At this point you are ready to start your most critical part of the whole research project. The information you choose to use and the quality of the notes you take will largely determine the quality of the project you turn in and the grade you get back in return.

Your goal is to record the information you intend to use as completely and accurately as possible in your own words. You may choose to quote something directly from your source, but if you do, you must put it in quotation marks and copy it exactly as it is written in the source, including punctuation marks. The author will also have to be mentioned. You should do this only when you deem it necessary. Remember that this is to be your report with your conclusions, not a compilation of other people's writing and quotations.

As you progress you want to limit the content of each card to one thought or idea or fact. If you are dealing with a lengthy bit of data you can turn the card over and use the back side as well, but if you can't fit the information on one card, you need to break it into two thoughts or ideas and use two cards.

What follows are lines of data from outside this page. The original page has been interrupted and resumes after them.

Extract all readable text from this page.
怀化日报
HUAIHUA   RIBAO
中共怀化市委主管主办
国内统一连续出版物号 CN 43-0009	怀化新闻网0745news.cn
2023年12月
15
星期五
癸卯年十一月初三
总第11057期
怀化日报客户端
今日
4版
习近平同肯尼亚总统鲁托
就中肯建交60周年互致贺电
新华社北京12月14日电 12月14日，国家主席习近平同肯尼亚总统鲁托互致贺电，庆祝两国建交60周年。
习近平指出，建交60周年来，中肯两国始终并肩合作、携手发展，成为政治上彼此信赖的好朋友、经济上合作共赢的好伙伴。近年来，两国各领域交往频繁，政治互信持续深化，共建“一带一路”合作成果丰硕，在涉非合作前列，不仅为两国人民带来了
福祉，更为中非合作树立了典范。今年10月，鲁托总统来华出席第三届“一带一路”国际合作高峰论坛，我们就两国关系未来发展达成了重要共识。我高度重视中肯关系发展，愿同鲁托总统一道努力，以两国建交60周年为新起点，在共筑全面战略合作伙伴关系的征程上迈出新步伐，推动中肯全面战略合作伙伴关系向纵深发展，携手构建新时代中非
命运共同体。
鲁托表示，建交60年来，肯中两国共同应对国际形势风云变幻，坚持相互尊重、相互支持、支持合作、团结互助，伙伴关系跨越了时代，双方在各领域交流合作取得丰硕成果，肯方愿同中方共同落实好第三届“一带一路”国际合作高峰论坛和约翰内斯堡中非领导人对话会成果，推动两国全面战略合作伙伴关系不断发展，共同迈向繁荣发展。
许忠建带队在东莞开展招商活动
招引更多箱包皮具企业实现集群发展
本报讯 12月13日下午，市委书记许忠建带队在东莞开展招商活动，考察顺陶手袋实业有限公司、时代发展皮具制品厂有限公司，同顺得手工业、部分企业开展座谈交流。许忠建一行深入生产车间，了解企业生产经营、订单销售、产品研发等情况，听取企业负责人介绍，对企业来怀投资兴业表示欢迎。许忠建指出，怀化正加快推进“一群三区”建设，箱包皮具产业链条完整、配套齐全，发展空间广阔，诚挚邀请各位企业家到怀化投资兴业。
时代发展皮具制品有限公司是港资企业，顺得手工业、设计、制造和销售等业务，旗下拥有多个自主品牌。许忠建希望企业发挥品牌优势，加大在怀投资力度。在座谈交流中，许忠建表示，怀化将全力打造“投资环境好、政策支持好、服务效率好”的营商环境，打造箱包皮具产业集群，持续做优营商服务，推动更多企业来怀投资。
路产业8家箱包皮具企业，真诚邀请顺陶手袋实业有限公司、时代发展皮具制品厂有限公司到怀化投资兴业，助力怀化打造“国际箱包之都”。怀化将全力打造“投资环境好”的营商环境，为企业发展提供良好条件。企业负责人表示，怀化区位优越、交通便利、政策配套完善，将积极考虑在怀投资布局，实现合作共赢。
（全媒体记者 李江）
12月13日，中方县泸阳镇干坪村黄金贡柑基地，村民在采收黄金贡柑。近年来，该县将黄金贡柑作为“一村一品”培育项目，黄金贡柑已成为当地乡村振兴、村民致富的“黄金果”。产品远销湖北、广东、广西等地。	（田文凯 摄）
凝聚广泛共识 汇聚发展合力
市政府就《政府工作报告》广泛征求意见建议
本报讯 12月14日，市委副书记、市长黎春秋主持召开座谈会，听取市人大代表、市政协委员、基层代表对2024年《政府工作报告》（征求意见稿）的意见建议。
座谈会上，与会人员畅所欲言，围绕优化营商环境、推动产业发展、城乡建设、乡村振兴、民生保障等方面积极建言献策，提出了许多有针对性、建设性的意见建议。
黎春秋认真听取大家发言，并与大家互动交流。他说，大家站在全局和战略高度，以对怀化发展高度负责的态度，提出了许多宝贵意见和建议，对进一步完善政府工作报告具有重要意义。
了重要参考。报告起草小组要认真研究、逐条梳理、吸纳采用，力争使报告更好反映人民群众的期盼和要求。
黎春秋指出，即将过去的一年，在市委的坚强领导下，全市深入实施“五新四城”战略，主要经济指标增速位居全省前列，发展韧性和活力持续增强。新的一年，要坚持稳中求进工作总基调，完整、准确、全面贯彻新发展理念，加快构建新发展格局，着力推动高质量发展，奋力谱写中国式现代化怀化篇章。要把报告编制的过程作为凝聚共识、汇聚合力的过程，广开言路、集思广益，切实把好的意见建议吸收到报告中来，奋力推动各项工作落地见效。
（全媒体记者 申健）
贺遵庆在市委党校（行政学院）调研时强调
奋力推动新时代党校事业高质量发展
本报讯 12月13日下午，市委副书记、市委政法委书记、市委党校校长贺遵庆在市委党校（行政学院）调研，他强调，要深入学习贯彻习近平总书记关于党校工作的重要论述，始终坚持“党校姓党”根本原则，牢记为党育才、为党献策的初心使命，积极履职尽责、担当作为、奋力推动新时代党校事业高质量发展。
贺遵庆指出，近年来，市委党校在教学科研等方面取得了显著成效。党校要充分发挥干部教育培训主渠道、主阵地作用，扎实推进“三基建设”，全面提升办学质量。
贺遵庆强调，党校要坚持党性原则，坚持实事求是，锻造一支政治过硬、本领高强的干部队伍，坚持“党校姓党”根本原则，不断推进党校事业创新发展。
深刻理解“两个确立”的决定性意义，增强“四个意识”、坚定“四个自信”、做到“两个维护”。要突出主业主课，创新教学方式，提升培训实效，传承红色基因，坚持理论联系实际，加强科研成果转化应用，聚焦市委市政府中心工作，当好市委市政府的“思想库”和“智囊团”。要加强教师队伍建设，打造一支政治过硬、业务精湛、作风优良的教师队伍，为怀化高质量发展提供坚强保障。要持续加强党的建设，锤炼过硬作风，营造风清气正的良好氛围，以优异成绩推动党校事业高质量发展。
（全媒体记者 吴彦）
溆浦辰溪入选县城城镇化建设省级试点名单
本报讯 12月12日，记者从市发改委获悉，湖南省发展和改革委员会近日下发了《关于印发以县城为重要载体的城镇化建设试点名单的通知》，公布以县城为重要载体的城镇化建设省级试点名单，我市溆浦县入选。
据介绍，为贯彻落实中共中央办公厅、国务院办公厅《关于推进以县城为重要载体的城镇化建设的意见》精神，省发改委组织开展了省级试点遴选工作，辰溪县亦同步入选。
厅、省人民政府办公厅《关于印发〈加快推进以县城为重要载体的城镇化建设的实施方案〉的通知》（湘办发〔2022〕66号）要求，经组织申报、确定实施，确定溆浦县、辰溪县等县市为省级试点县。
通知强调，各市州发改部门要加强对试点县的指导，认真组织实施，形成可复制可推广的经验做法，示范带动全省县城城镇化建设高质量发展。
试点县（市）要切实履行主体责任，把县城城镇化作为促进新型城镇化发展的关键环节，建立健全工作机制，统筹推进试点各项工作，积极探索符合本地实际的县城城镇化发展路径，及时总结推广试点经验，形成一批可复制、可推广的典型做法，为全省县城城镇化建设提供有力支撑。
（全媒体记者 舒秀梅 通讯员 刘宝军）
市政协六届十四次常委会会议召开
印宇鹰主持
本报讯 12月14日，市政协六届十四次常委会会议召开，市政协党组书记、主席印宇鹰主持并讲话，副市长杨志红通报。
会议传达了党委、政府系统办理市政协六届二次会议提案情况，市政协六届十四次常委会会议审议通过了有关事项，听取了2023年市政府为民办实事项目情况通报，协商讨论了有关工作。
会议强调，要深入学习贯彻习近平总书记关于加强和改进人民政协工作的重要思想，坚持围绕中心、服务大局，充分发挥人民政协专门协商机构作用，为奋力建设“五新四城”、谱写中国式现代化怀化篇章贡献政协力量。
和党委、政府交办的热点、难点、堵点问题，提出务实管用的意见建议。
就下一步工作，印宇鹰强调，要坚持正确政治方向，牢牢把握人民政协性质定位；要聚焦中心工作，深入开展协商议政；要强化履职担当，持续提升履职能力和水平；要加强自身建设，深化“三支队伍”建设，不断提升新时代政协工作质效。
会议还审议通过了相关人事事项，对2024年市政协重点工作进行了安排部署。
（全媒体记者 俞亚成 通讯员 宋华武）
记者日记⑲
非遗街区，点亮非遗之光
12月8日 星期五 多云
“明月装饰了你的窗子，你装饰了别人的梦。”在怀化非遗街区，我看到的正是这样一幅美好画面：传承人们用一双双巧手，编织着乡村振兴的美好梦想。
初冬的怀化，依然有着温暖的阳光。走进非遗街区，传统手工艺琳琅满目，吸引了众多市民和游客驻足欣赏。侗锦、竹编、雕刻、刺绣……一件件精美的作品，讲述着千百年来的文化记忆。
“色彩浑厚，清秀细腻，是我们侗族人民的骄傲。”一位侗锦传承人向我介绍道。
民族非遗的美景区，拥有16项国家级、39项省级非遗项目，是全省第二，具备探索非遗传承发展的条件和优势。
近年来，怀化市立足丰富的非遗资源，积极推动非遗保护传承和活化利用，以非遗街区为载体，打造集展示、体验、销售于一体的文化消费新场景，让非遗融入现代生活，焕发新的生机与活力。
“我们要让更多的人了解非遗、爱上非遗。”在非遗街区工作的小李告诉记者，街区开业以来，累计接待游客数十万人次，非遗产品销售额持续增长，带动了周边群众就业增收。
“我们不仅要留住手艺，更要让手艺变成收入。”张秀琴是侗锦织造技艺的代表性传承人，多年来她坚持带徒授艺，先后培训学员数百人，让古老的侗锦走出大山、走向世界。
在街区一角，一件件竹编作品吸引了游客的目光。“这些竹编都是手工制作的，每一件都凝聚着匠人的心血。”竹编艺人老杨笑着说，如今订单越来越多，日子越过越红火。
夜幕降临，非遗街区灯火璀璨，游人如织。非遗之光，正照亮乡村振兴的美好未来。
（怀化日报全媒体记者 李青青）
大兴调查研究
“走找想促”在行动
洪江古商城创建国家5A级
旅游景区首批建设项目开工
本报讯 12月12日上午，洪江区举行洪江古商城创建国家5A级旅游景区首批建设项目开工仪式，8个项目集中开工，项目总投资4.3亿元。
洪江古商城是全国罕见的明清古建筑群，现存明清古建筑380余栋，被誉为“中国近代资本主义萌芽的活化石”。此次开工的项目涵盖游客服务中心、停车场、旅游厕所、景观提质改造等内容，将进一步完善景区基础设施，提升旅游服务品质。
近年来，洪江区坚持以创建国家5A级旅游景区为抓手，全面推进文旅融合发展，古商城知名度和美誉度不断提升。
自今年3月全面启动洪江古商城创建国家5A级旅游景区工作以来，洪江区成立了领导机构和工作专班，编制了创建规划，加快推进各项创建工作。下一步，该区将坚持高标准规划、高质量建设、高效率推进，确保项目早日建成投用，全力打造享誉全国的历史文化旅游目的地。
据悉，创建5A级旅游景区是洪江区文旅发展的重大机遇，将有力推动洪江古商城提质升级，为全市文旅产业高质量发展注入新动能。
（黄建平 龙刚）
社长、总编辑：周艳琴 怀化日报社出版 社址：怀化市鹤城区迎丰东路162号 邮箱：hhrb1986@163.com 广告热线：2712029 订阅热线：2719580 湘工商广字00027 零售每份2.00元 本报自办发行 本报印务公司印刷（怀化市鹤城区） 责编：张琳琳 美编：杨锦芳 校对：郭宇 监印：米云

Once you have the information you need on a card and are ready to proceed to the next card and next piece of data, finish the card by making sure you have the resource number in the upper left corner. Below that number, write the page number from which you extracted the information on this card. Remember that general outline you did on your topic? Here's how you use it. Pull it out and take a look at the outline and determine under which heading or sub-heading the information you entered on the card would best fit. If you think it fits best under Roman Numeral II in your outline, write "II" in the upper right corner of your card. If you can't figure out where it would best fit, put a large question mark in that space. This will tell you to look at it later when you do your detailed outline. Under that number or question mark, insert a one or two word clue as to what the information deals with on the card.

After you have completed all of the notes from a particular source, go back to the original Bibliography card you prepared on the source and place a check mark in the top middle of the card to tell you that you are finished with that source for the time being.

Your own thoughts and ideas are an important part of your research and you want to keep them as they come to you. Although you may choose to discard some of them later, you want to have that option. Keep your thoughts on separate index cards. Instead of source numbers, insert your initials as your locator key and add a subject line to remind you what you are addressing. You may want to include a Roman numeral from your general outline if you think you know the area this thought or idea may best fit.